# Tutorial: Maximize Your Orchestral Compositions by avoiding this common trap



## MichaelBarry (Nov 9, 2018)

Follow up to the last tutorial with more film examples


----------



## Iskra (Nov 9, 2018)

Great video Mike!
Thanks for sharing!


----------



## Paul T McGraw (Nov 9, 2018)

Awesome video! Thank you.


----------



## Bill the Lesser (Nov 9, 2018)

Yes thanks, that's a very helpful video on a subject rarely covered. I'm still recovering from my keyboard-centric, more-notes-is-better syndrome and I need constant reassurance.

And BTW "Orchestral Suite" around 7:30 sounds pretty sweet indeed! Is that out there on the 'net somewhere?


----------



## MichaelBarry (Nov 9, 2018)

Bill the Lesser said:


> Yes thanks, that's a very helpful video on a subject rarely covered. I'm still recovering from my keyboard-centric, more-notes-is-better syndrome and I need constant reassurance.
> 
> And BTW "Orchestral Suite" around 7:30 sounds pretty sweet indeed! Is that out there on the 'net somewhere?



Thanks!
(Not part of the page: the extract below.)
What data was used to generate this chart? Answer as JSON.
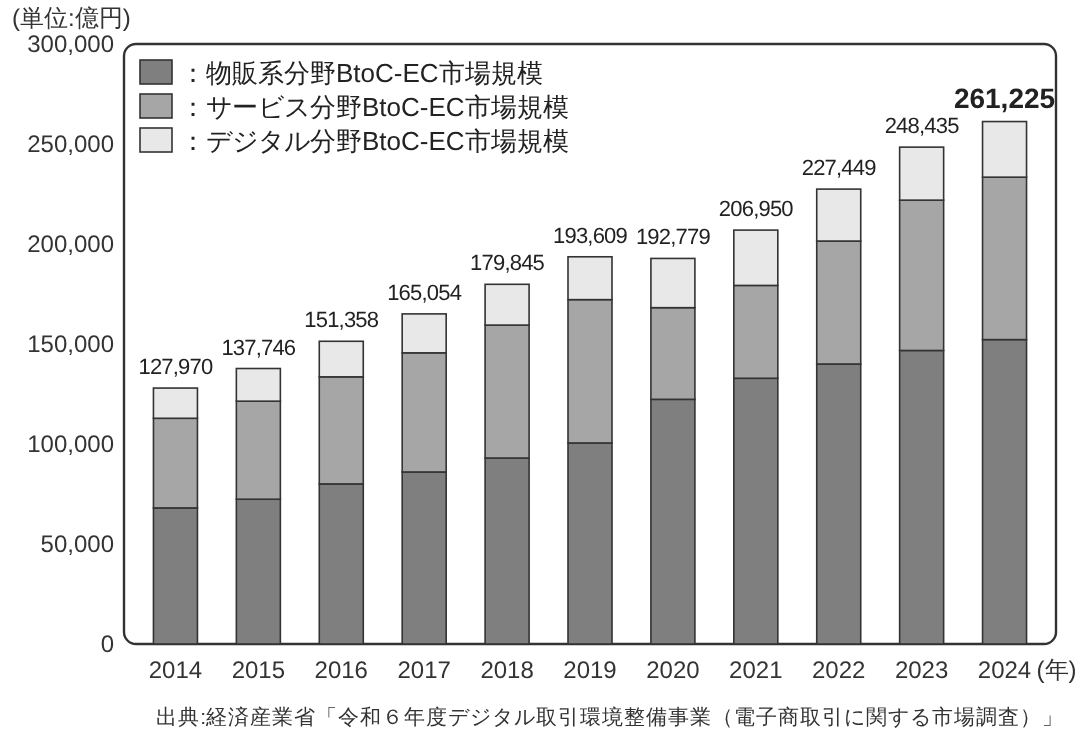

Yes i am going to release it next month or later this month


----------



## TGV (Nov 10, 2018)

Nice one, and presented with great timing, a key element in education. And humor, let's not forget that.


----------



## Simon Ravn (Nov 10, 2018)

Very cool video, Michael. Interesting and very insightful.


----------



## Maximvs (Nov 10, 2018)

Much appreciation and gratitude for this video Mike.


----------



## rohitmeena (Nov 14, 2018)

nice thanks!!


----------



## tcovem (Nov 14, 2018)

A whole orchestration class in 12 minutes!


----------



## DynamicK (Nov 15, 2018)

Thanks Michael


----------



## Peter Stallo (Nov 15, 2018)

Nice lesson!


----------